Apache Spark 1.4 brings support for R and Python 3
Data crunchers can rejoice at the sight of Spark 1.4 – support for R, Python 3 plus a load of clustering and container management improvements all make their way to the top of the highlights reel for this cluster computing framework.
The latest shipment of Apache Spark 1.4 comes with a new R language API as well as Python 3 support. The announcement showcases the fifth instalment of the 1.x series with usability improvements to Spark’s core engine and help from over 210 contributors.
Improvements and features
SparkR is the package that adds R support in 1.4 and is based on Spark’s new DataFrame API. Developers using R will be able to to write code that scales across numerous Spark nodes, with all input and output formats additionally available. As of Spark 1.4, users programming in R can also call directly into Spark SQL and have been urged to check out the programming guide.

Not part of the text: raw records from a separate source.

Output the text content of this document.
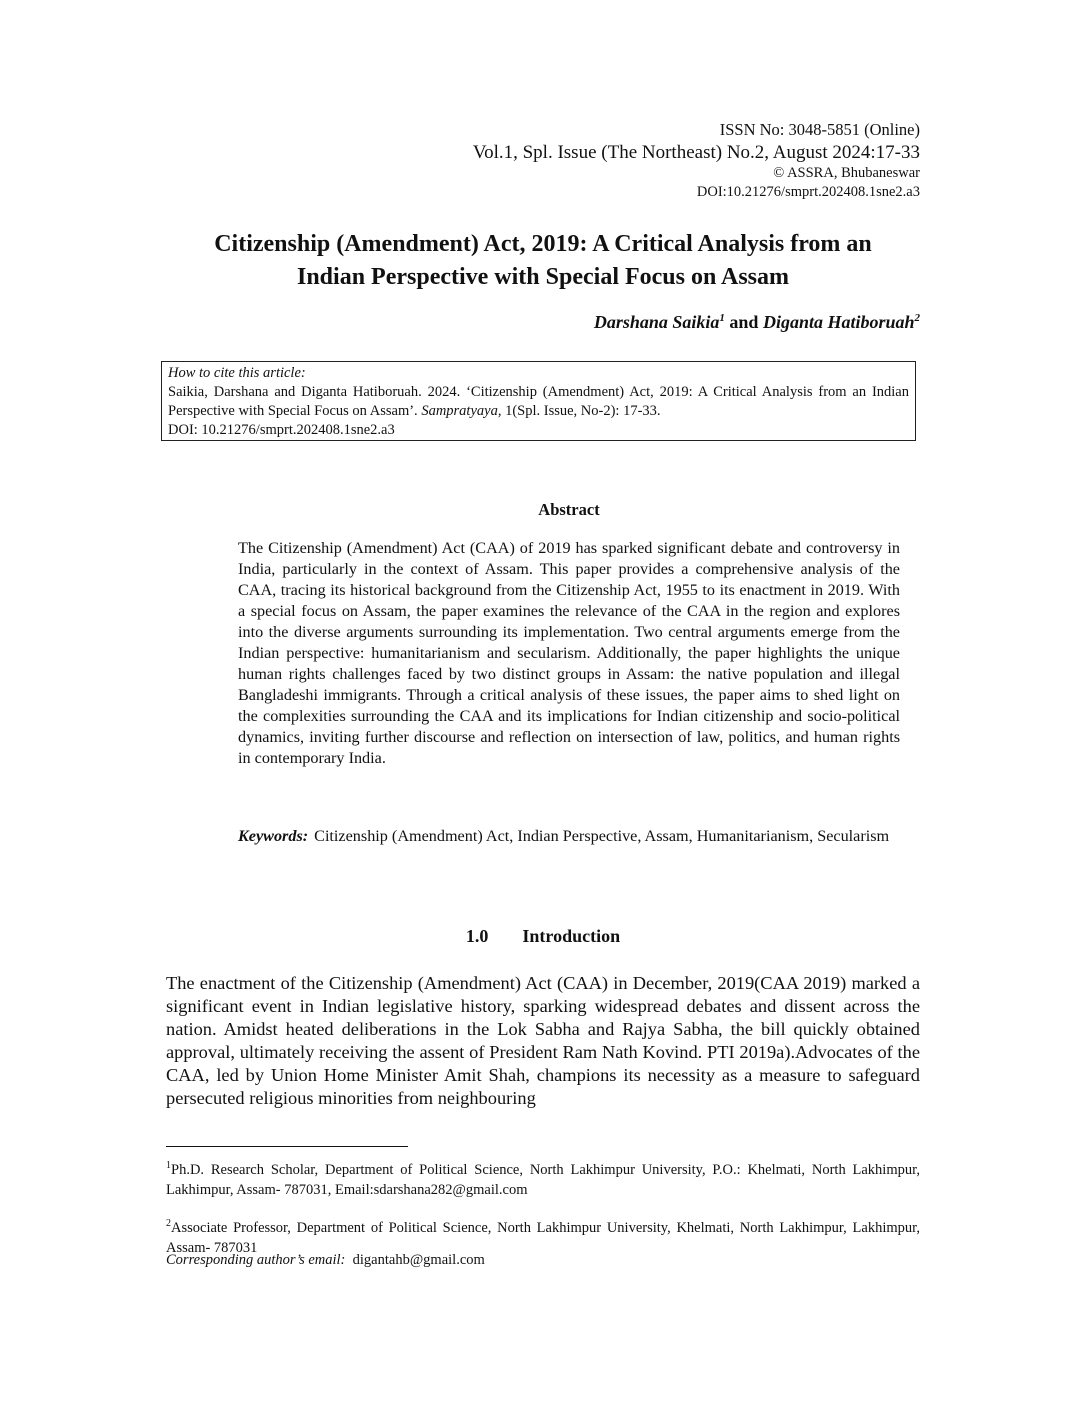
ISSN No: 3048-5851 (Online)
Vol.1, Spl. Issue (The Northeast) No.2, August 2024:17-33
© ASSRA, Bhubaneswar
DOI:10.21276/smprt.202408.1sne2.a3
Citizenship (Amendment) Act, 2019: A Critical Analysis from an
Indian Perspective with Special Focus on Assam
Darshana Saikia$^1$ and Diganta Hatiboruah$^2$
How to cite this article:
Saikia, Darshana and Diganta Hatiboruah. 2024. ‘Citizenship (Amendment) Act, 2019: A Critical Analysis from an Indian Perspective with Special Focus on Assam’. Sampratyaya, 1(Spl. Issue, No-2): 17-33.
DOI: 10.21276/smprt.202408.1sne2.a3
Abstract

The Citizenship (Amendment) Act (CAA) of 2019 has sparked significant debate and controversy in India, particularly in the context of Assam. This paper provides a comprehensive analysis of the CAA, tracing its historical background from the Citizenship Act, 1955 to its enactment in 2019. With a special focus on Assam, the paper examines the relevance of the CAA in the region and explores into the diverse arguments surrounding its implementation. Two central arguments emerge from the Indian perspective: humanitarianism and secularism. Additionally, the paper highlights the unique human rights challenges faced by two distinct groups in Assam: the native population and illegal Bangladeshi immigrants. Through a critical analysis of these issues, the paper aims to shed light on the complexities surrounding the CAA and its implications for Indian citizenship and socio-political dynamics, inviting further discourse and reflection on intersection of law, politics, and human rights in contemporary India.

Keywords: Citizenship (Amendment) Act, Indian Perspective, Assam, Humanitarianism, Secularism
1.0 Introduction

The enactment of the Citizenship (Amendment) Act (CAA) in December, 2019(CAA 2019) marked a significant event in Indian legislative history, sparking widespread debates and dissent across the nation. Amidst heated deliberations in the Lok Sabha and Rajya Sabha, the bill quickly obtained approval, ultimately receiving the assent of President Ram Nath Kovind. PTI 2019a).Advocates of the CAA, led by Union Home Minister Amit Shah, champions its necessity as a measure to safeguard persecuted religious minorities from neighbouring

$^1$Ph.D. Research Scholar, Department of Political Science, North Lakhimpur University, P.O.: Khelmati, North Lakhimpur, Lakhimpur, Assam- 787031, Email:sdarshana282@gmail.com

$^2$Associate Professor, Department of Political Science, North Lakhimpur University, Khelmati, North Lakhimpur, Lakhimpur, Assam- 787031

Corresponding author’s email: digantahb@gmail.com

Further extensions of the DataFrame API were made too, “with a focus on analytic and mathematical functions”. The full list of extensions is available here.
For Python fans, Python 3 is now supported and maintains backwards-compatibility with Python 2.6. While recent data may suggest that 2.6 support in Spark isn’t as useful in the wider ecosystem, contributor Josh Rosen states that their main motivation for 2.6 support was its default setting on “a few” Linux distributions:
So far, I think the overhead of supporting 2.6 has been fairly minimal, mostly involving a handful of small changes such as not treating certain object as context managers (e.g. Zipfile objects).
Container management and clustering features have also been amped up in this release, as Docker and cluster support in Mesos get the green light. Mesos can now be launched via a Docker image and also utilises Mesos’ cluster mode.
Spark Streaming has been improved as it adds visual instrumentation graphs, while debugging information has been seriously enhanced in the UI. Kafka and Kinesis in 1.4 have been given a proper boost as well. Spark Core has also been granted a REST API for application information and performance improvements in the Tungsten project.
The Spark Team have thanked a shedload of organisations for benchmarking and integration testing: Intel, Palantir, Cloudera, Mesosphere, Huawei, Shopify, Netflix, Yahoo, UC Berkeley and Databricks. Spark 1.4 is available for download here.